I have an admission to make — I lied.
We all know lying is wrong, whether it’s a “little white lie” or an outright big one. I’ve already confessed it, and I know I’m forgiven.
But, realizing we all should learn from our faults, I still find myself stumped to have done anything different under the circumstances.
See if you agree.
Darling Doggie Dallas and I are fond of taking walks. Long walks on sunny, warm days.
He sniffs other dogs; I chat with their owners. We enjoy being together in nature.
One day as we were walking, a BIG dog of indeterminate lineage charged down its driveway and past a street with a median. To get at DD, who was prancing beside me, minding his own business and not making so much as a peep.
Now, Dallas isn’t a baby. Nor is he what you’d call a feather-weight. He’s a substantial boy (yea, we’re working on that!), but I did what I could to keep him away from the “barking bully.”
I didn’t see any cars at the bully’s house. No owners. No fence.
So I did what any “little girl” would do — I screamed.
Probably didn’t help the situation any.
Dallas and I escaped, but the more I thought about it, the angrier I became.
After all, our town has a leash law. Dogs aren’t supposed to be running willy-nilly all over the place, picking on others.
And I called the animal shelter to register a complaint. They promised me they’d look into it.
A few days passed, and DD and I were again walking.
The “barking bully”‘s owner was outside this time. Mowing his lawn.
And he accosted me, demanding to know whether I was “the one who called the animal shelter” on his dog.
Gulp! Had the animal shelter given away my information? Information they assured me would remain private?
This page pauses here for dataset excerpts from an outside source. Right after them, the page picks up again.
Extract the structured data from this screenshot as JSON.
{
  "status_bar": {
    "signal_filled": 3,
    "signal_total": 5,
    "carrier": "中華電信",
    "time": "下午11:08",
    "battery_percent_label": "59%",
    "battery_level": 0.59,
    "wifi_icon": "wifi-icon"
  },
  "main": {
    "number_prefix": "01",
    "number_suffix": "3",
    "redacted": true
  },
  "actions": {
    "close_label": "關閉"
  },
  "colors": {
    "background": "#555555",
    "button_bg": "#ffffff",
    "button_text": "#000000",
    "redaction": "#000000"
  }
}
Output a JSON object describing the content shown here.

Feeling a bit like a child caught with its hand in the cookie jar, I did what any “kid” would do.
“I don’t know what you’re talking about,” is how I believe I phrased it. (Sounds a bit like Simon Peter denying Jesus at the well, doesn’t it??)
I’m pretty sure he knew I wasn’t being truthful. I’m not exactly a practiced liar, and I had to turn my head to avoid his angry eyes.
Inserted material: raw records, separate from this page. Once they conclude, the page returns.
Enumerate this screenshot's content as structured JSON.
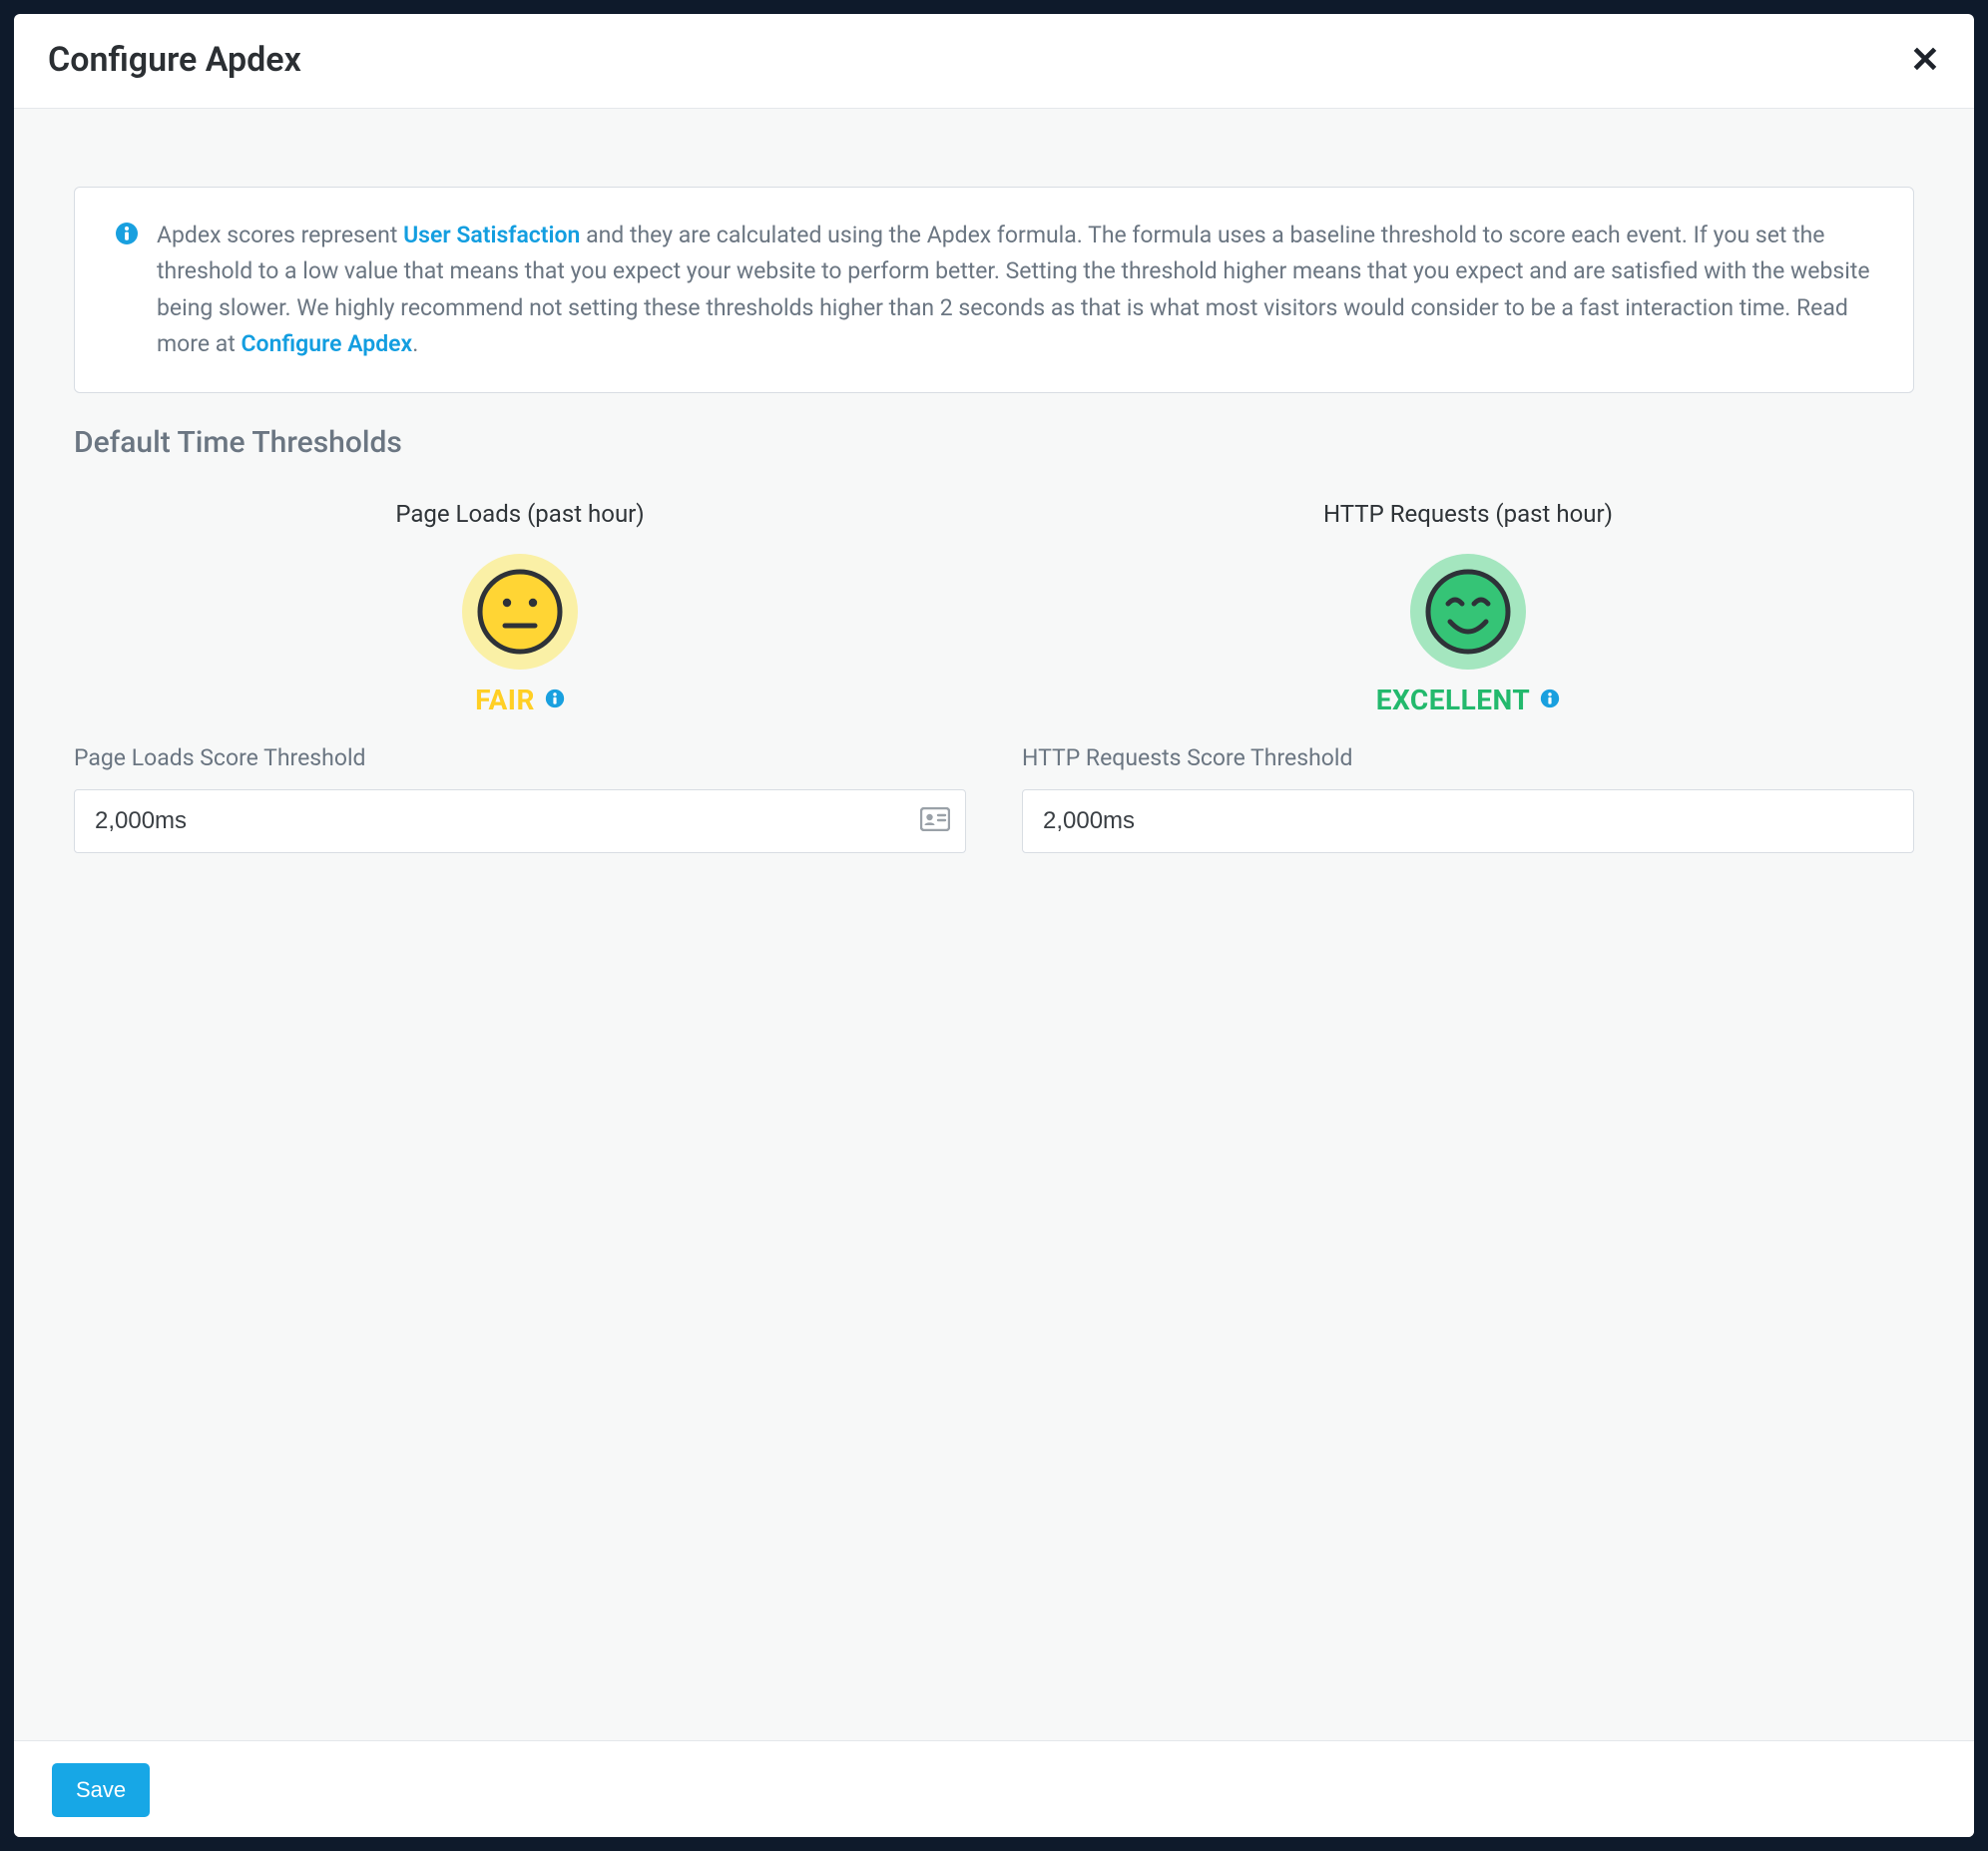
{
  "modal": {
    "title": "Configure Apdex",
    "info": {
      "pre": "Apdex scores represent ",
      "link1": "User Satisfaction",
      "mid": " and they are calculated using the Apdex formula. The formula uses a baseline threshold to score each event. If you set the threshold to a low value that means that you expect your website to perform better. Setting the threshold higher means that you expect and are satisfied with the website being slower. We highly recommend not setting these thresholds higher than 2 seconds as that is what most visitors would consider to be a fast interaction time. Read more at ",
      "link2": "Configure Apdex",
      "post": "."
    },
    "section_title": "Default Time Thresholds",
    "columns": {
      "page_loads": {
        "title": "Page Loads (past hour)",
        "rating": "FAIR",
        "field_label": "Page Loads Score Threshold",
        "value": "2,000ms"
      },
      "http_requests": {
        "title": "HTTP Requests (past hour)",
        "rating": "EXCELLENT",
        "field_label": "HTTP Requests Score Threshold",
        "value": "2,000ms"
      }
    },
    "save_label": "Save"
  }
}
It turns out, he has one of those electronic fences, but apparently, he’s not vigilant about changing the batteries.
Figures, doesn’t it? He’s okay with being lax in his obligation and passing the blame to somebody else.
The question is, Why do I feel bad?
Simple — I feel bad for the “bully” dog. It’s left by itself for long periods at a time, not played with by the owner’s kids, not particularly liked by the neighbors because of its incessant barking.
Who buys a dog and then ignores it??
So, tell me, what would you have done in my situation?